How does 3D printing work?
3D printer is a machine that can turn digital files into real-life objects, which opens an entirely new field of possibilities. Rapid prototyping, small-batch production, research, development, medical applications, fun and entertainment… 3D printers are an incredibly useful tool in a vast range of industries - and even at home.
You can print nearly anything. Functional items, figures, miniatures, molds, teaching supplies, recreations of 3D-scanned items, household tools, board games, decorations and even metal parts and food! There are various kinds of 3D printers and none of them can do everything. However, some models are more universal than others - especially FFF (Fused Filament Fabrication) and SLA (Stereolithography Apparatus) 3D printers, which are exactly those that Prusa Research manufactures.
Even today, 3D printers may look like some sort of sci-fi technology, yet these machines exist since the 1980s. Back then, various teams and nations tried their hand at creating functional 3D printers, but very few companies saw any potential in this technology. The start was very slow and the first machines were incredibly expensive. A major breakthrough came in 2005 with Dr. Adrian Bowyer who introduced the RepRap project - a 3D printer that can print its own parts, thus replicating itself. This international, open-source effort quickly gained traction and drew in developers from all over the world - including young Josef Průša. It didn’t take long before the first version of “Prusa Mendel” was published. From there, things picked up quickly. Nowadays, you can get a very good user-friendly 3D printer with a full warranty and tech support for less than 500 USD. Or you can still build your own using guides available on the internet.
How does 3D printing work?
If you ever saw a normal “2D” paper printer, then you already have some basic understanding of the technology. A print head moves from left to right, applying a thin layer of ink onto a sheet of paper, which moves in the perpendicular direction. This creates a 2D image. Now add the height element and you have the basic concept of a 3D printer.

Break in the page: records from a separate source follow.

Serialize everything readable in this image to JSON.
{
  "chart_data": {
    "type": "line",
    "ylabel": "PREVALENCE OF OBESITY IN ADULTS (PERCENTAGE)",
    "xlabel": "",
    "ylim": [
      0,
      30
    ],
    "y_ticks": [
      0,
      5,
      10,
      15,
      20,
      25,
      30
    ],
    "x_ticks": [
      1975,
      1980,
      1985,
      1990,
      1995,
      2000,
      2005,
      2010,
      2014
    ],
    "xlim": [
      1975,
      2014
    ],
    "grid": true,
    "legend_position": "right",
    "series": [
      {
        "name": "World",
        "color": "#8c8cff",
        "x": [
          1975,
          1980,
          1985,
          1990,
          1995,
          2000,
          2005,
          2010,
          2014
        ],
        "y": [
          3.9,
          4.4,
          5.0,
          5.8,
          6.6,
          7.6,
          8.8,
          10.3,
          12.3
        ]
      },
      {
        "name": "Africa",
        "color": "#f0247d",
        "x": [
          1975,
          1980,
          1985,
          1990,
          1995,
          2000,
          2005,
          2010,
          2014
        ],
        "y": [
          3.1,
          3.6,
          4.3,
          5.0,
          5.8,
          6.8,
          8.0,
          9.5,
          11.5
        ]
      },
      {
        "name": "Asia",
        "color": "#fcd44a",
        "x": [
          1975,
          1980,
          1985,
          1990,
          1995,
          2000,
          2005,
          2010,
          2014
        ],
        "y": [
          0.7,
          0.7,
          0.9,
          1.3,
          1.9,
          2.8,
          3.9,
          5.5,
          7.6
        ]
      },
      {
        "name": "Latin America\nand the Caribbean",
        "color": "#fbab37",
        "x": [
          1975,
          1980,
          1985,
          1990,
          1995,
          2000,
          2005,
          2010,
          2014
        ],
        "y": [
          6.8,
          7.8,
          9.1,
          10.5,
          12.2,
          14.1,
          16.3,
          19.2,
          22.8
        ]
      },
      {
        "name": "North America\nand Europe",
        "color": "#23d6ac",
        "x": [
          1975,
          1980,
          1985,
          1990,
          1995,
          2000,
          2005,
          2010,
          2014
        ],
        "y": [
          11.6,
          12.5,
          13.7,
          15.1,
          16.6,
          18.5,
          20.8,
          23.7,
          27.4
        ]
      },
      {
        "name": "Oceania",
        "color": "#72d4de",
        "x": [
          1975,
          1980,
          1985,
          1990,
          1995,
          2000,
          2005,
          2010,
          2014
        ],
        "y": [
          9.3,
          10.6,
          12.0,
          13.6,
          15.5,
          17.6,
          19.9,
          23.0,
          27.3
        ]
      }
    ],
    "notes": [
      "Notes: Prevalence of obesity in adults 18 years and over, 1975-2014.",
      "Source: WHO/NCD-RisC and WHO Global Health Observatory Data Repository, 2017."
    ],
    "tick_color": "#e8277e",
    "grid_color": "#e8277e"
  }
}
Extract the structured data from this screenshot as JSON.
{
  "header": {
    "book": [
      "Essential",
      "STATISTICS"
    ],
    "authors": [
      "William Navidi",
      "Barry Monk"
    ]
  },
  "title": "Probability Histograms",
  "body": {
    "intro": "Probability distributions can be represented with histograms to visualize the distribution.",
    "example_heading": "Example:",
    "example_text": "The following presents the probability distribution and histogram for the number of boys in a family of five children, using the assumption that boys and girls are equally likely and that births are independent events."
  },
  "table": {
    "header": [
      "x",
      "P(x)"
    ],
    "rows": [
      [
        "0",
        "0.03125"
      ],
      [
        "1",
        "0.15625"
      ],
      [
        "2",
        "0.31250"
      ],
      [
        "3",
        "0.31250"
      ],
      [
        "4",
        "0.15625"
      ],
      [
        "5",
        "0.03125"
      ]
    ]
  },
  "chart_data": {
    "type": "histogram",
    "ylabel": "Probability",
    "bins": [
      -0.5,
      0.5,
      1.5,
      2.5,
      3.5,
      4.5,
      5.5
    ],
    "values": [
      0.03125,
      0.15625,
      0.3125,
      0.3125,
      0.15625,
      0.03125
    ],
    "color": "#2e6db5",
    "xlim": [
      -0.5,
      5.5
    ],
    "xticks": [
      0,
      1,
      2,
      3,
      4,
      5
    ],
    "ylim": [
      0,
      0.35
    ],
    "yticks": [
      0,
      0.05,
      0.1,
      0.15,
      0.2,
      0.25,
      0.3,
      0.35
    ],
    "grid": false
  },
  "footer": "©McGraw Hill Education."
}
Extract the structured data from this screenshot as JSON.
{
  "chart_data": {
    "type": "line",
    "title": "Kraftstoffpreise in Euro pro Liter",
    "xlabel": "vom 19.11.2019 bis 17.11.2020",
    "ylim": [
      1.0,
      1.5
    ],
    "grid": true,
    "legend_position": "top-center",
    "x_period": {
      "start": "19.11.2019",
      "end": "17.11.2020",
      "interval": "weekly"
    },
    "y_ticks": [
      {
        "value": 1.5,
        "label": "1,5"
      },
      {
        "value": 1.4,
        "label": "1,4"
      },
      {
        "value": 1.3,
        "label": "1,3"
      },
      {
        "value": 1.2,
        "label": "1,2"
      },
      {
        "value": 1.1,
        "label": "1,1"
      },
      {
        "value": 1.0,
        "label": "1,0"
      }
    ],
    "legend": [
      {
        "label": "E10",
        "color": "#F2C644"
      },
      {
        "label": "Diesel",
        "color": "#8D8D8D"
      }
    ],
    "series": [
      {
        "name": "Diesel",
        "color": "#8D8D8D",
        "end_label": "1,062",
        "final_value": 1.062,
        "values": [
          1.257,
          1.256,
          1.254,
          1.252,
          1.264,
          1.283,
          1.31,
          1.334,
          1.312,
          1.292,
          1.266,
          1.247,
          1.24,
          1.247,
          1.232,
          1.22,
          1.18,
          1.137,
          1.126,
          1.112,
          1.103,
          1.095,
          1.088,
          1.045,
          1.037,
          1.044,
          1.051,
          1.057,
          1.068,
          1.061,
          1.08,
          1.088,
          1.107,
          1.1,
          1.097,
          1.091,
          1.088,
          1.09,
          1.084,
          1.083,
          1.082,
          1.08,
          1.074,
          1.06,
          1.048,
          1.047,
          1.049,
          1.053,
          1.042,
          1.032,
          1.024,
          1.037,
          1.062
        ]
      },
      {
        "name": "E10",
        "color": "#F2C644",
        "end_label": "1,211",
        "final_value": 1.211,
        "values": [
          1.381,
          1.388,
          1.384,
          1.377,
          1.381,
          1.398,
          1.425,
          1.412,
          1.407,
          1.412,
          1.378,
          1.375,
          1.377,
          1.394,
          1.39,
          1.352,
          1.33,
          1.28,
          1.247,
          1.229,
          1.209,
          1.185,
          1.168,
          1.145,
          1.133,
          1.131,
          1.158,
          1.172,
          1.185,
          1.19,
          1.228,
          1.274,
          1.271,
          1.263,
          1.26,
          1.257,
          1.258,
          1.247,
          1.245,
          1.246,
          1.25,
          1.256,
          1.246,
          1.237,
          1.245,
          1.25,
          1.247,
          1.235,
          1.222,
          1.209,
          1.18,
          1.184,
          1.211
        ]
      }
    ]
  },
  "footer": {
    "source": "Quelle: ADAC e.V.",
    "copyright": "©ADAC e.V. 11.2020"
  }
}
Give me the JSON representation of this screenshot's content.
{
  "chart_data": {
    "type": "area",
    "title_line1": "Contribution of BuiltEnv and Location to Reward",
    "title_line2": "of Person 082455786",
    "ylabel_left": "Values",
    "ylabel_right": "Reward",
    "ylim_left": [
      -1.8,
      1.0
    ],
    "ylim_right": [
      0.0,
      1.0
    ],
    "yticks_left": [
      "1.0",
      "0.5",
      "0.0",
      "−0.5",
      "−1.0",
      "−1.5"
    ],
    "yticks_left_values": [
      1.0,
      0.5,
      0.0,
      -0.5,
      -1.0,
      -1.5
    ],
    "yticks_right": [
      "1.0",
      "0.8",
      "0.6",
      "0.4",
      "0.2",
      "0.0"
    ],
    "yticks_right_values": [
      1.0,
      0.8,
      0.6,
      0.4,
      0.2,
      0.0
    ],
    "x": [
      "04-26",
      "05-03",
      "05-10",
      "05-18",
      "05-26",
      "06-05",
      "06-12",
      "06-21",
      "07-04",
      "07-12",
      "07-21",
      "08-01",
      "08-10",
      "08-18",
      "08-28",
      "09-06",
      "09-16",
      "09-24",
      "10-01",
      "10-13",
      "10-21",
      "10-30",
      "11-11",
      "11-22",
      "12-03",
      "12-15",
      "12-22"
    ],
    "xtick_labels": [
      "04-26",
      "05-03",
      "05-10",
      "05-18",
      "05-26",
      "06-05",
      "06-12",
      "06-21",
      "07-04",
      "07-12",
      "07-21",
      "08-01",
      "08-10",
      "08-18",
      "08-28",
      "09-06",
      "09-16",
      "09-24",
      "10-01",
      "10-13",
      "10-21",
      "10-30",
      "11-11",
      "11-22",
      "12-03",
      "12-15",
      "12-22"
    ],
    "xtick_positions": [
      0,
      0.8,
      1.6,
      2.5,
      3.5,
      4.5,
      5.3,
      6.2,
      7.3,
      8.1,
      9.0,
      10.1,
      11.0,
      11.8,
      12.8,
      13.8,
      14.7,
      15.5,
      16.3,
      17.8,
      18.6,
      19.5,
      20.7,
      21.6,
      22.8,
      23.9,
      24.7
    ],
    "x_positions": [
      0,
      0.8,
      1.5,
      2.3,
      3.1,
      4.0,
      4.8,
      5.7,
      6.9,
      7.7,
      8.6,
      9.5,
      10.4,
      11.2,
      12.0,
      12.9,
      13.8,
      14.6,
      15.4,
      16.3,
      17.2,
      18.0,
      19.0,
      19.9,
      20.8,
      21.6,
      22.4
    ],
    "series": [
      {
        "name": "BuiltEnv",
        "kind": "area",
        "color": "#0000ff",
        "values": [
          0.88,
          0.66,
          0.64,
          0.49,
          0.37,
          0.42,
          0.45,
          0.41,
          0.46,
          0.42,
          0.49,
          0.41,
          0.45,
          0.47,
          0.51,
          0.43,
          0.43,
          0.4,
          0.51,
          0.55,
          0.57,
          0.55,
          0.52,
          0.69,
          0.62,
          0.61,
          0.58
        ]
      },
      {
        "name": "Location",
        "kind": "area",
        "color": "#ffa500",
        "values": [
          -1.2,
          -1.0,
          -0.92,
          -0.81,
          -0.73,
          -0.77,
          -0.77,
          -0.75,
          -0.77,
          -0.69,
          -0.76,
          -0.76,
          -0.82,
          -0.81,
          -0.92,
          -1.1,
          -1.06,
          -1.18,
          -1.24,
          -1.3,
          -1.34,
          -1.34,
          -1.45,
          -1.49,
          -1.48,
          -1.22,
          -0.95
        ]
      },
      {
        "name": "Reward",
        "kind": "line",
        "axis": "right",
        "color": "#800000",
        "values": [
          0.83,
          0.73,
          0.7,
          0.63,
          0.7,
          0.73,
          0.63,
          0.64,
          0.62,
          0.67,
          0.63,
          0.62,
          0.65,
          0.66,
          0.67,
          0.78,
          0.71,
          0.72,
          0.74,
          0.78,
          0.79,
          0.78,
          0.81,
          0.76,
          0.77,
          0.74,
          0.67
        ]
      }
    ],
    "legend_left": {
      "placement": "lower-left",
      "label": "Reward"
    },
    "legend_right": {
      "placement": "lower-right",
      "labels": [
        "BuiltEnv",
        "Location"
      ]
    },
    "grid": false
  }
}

The most common type of 3D printer uses a thin plastic thread (filament) to create three-dimensional objects. Drive gears feed the filament through a print head with heated parts and finally through a small nozzle. The heating elements cause the filament to melt, so it can be pushed out of a nozzle. The material quickly solidifies once it’s pushed out. Simply put, the object is created by adding (stacking) thin layers of plastic onto each other. It’s like working with an extremely precise glue gun.